Anche i livelli di sicurezza negli impianti sono ormai fatiscenti. Numerosi i furti registrati negli
ultimi anni, i casi di corruzione e di alcolismo tra gli addetti.
Nel febbraio del 2002, una ispezione condotta da Greenpeace Russia con un team di operatori
televisivi nell’impianto, adibito al combustibile irraggiato, di Krasnoyarskyi Krai rivelò l’ assenza
di misure di sicurezza e la sua estrema vulnerabilità ad attacchi terroristici.
Pochi mesi dopo fu rinvenuta, sulla linea ferroviaria di Krasnoyarsk dedicata al trasporto di
combustibile irraggiato, un primo ordigno esplosivo. La scoperta fu tenuta nascosta fino alla
settimana successiva, quando venne scoperto un secondo ordigno in un deposito di combustibile
irraggiato.
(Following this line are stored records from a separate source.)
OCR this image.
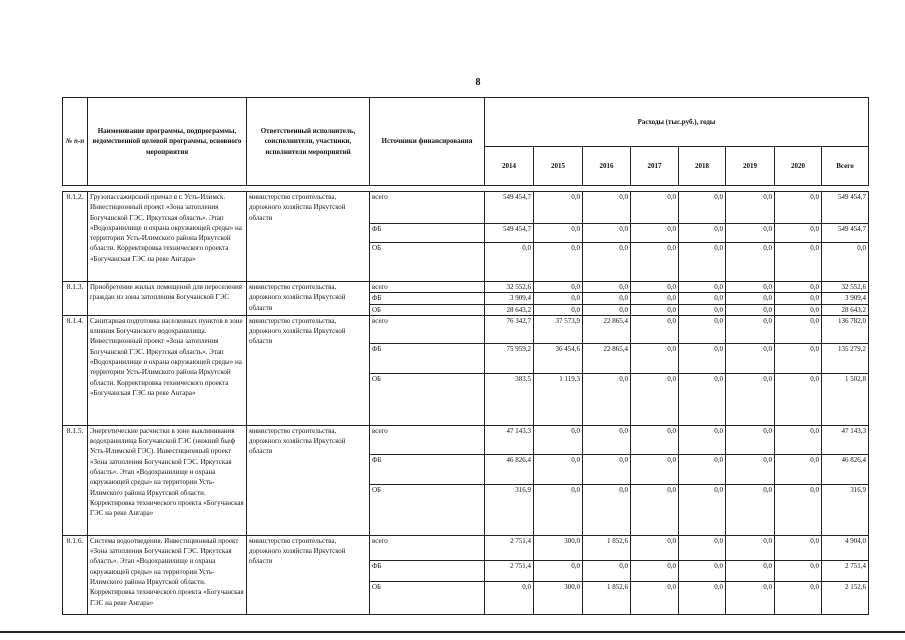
8
№ п-п	Наименование программы, подпрограммы, ведомственной целевой программы, основного мероприятия	Ответственный исполнитель, соисполнители, участники, исполнители мероприятий	Источники финансирования	Расходы (тыс.руб.), годы							
				2014	2015	2016	2017	2018	2019	2020	Всего

8.1.2.	Грузопассажирский причал в г. Усть-Илимск. Инвестиционный проект «Зона затопления Богучанской ГЭС. Иркутская область». Этап «Водохранилище и охрана окружающей среды» на территории Усть-Илимского района Иркутской области. Корректировка технического проекта «Богучанская ГЭС на реке Ангара»	министерство строительства, дорожного хозяйства Иркутской области	всего	549 454,7	0,0	0,0	0,0	0,0	0,0	0,0	549 454,7
			ФБ	549 454,7	0,0	0,0	0,0	0,0	0,0	0,0	549 454,7
			ОБ	0,0	0,0	0,0	0,0	0,0	0,0	0,0	0,0
8.1.3.	Приобретение жилых помещений для переселения граждан из зоны затопления Богучанской ГЭС	министерство строительства, дорожного хозяйства Иркутской области	всего	32 552,6	0,0	0,0	0,0	0,0	0,0	0,0	32 552,6
			ФБ	3 909,4	0,0	0,0	0,0	0,0	0,0	0,0	3 909,4
			ОБ	28 643,2	0,0	0,0	0,0	0,0	0,0	0,0	28 643,2
8.1.4.	Санитарная подготовка населенных пунктов в зоне влияния Богучанского водохранилища. Инвестиционный проект «Зона затопления Богучанской ГЭС. Иркутская область». Этап «Водохранилище и охрана окружающей среды» на территории Усть-Илимского района Иркутской области. Корректировка технического проекта «Богучанская ГЭС на реке Ангара»	министерство строительства, дорожного хозяйства Иркутской области	всего	76 342,7	37 573,9	22 865,4	0,0	0,0	0,0	0,0	136 782,0
			ФБ	75 959,2	36 454,6	22 865,4	0,0	0,0	0,0	0,0	135 279,2
			ОБ	383,5	1 119,3	0,0	0,0	0,0	0,0	0,0	1 502,8
8.1.5.	Энергетические расчистки в зоне выклинивания водохранилища Богучанской ГЭС (нижний бьеф Усть-Илимской ГЭС). Инвестиционный проект «Зона затопления Богучанской ГЭС. Иркутская область». Этап «Водохранилище и охрана окружающей среды» на территории Усть-Илимского района Иркутской области. Корректировка технического проекта «Богучанская ГЭС на реке Ангара»	министерство строительства, дорожного хозяйства Иркутской области	всего	47 143,3	0,0	0,0	0,0	0,0	0,0	0,0	47 143,3
			ФБ	46 826,4	0,0	0,0	0,0	0,0	0,0	0,0	46 826,4
			ОБ	316,9	0,0	0,0	0,0	0,0	0,0	0,0	316,9
8.1.6.	Система водоотведения. Инвестиционный проект «Зона затопления Богучанской ГЭС. Иркутская область». Этап «Водохранилище и охрана окружающей среды» на территории Усть-Илимского района Иркутской области. Корректировка технического проекта «Богучанская ГЭС на реке Ангара»	министерство строительства, дорожного хозяйства Иркутской области	всего	2 751,4	300,0	1 852,6	0,0	0,0	0,0	0,0	4 904,0
			ФБ	2 751,4	0,0	0,0	0,0	0,0	0,0	0,0	2 751,4
			ОБ	0,0	300,0	1 852,6	0,0	0,0	0,0	0,0	2 152,6
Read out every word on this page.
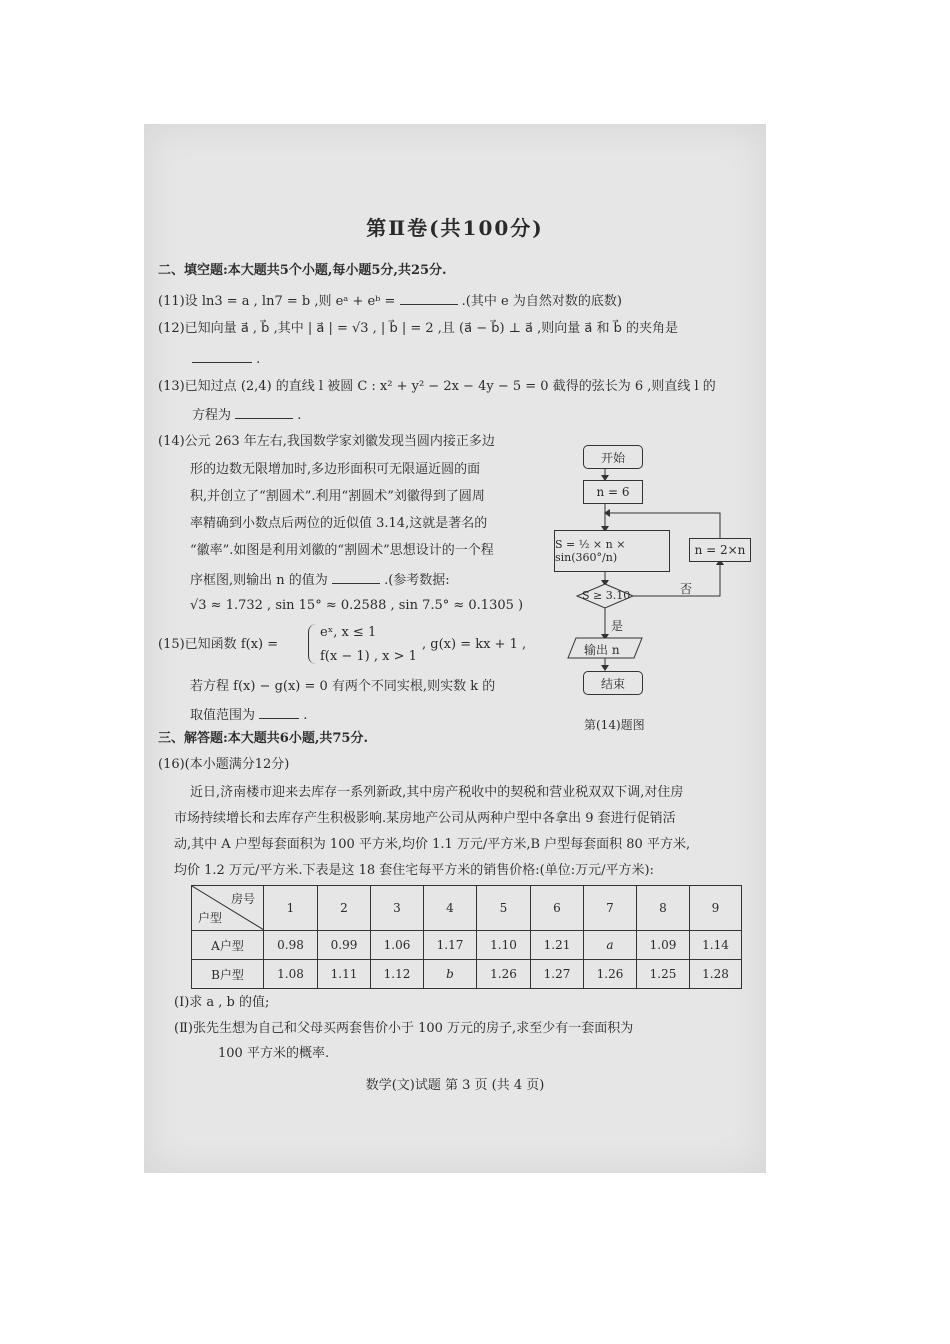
第Ⅱ卷(共100分)
二、填空题:本大题共5个小题,每小题5分,共25分.
(11)设 ln3 = a , ln7 = b ,则 eᵃ + eᵇ =	.(其中 e 为自然对数的底数)
(12)已知向量 a⃗ , b⃗ ,其中 | a⃗ | = √3 , | b⃗ | = 2 ,且 (a⃗ − b⃗) ⊥ a⃗ ,则向量 a⃗ 和 b⃗ 的夹角是
.
(13)已知过点 (2,4) 的直线 l 被圆 C : x² + y² − 2x − 4y − 5 = 0 截得的弦长为 6 ,则直线 l 的
方程为	.
(14)公元 263 年左右,我国数学家刘徽发现当圆内接正多边
形的边数无限增加时,多边形面积可无限逼近圆的面
积,并创立了“割圆术”.利用“割圆术”刘徽得到了圆周
率精确到小数点后两位的近似值 3.14,这就是著名的
“徽率”.如图是利用刘徽的“割圆术”思想设计的一个程
序框图,则输出 n 的值为	.(参考数据:
√3 ≈ 1.732 , sin 15° ≈ 0.2588 , sin 7.5° ≈ 0.1305 )
(15)已知函数 f(x) =
eˣ, x ≤ 1
f(x − 1) , x > 1
, g(x) = kx + 1 ,
若方程 f(x) − g(x) = 0 有两个不同实根,则实数 k 的
取值范围为	.
开始
n = 6
S = ½ × n × sin(360°/n)
n = 2×n
S ≥ 3.10	否
是
输出 n
结束
第(14)题图
三、解答题:本大题共6小题,共75分.
(16)(本小题满分12分)
近日,济南楼市迎来去库存一系列新政,其中房产税收中的契税和营业税双双下调,对住房
市场持续增长和去库存产生积极影响.某房地产公司从两种户型中各拿出 9 套进行促销活
动,其中 A 户型每套面积为 100 平方米,均价 1.1 万元/平方米,B 户型每套面积 80 平方米,
均价 1.2 万元/平方米.下表是这 18 套住宅每平方米的销售价格:(单位:万元/平方米):
房号
户型	1	2	3	4	5	6	7	8	9
A户型	0.98	0.99	1.06	1.17	1.10	1.21	a	1.09	1.14
B户型	1.08	1.11	1.12	b	1.26	1.27	1.26	1.25	1.28
(Ⅰ)求 a , b 的值;
(Ⅱ)张先生想为自己和父母买两套售价小于 100 万元的房子,求至少有一套面积为
100 平方米的概率.
数学(文)试题 第 3 页 (共 4 页)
Dalle indagini emerse che entrambi gli ordigni erano stati piazzati da elementi deviati del
servizio di sicurezza federale, che avevano avuto libero accesso all’area.
L’allarme terrorismo dovrebbe essere sufficiente ad abbandonare qualsiasi progetto di esportazione
in Russia di scorie nucleari. Oltre alle croniche deficienze del sistema di sicurezza degli impianti va
rilevato che la linea ferroviaria che verrebbe utilizzata per il trasporto di combustibile irraggiato dai
paesi europei attraversa aree di profonde tensioni militari nel nord del Caucaso.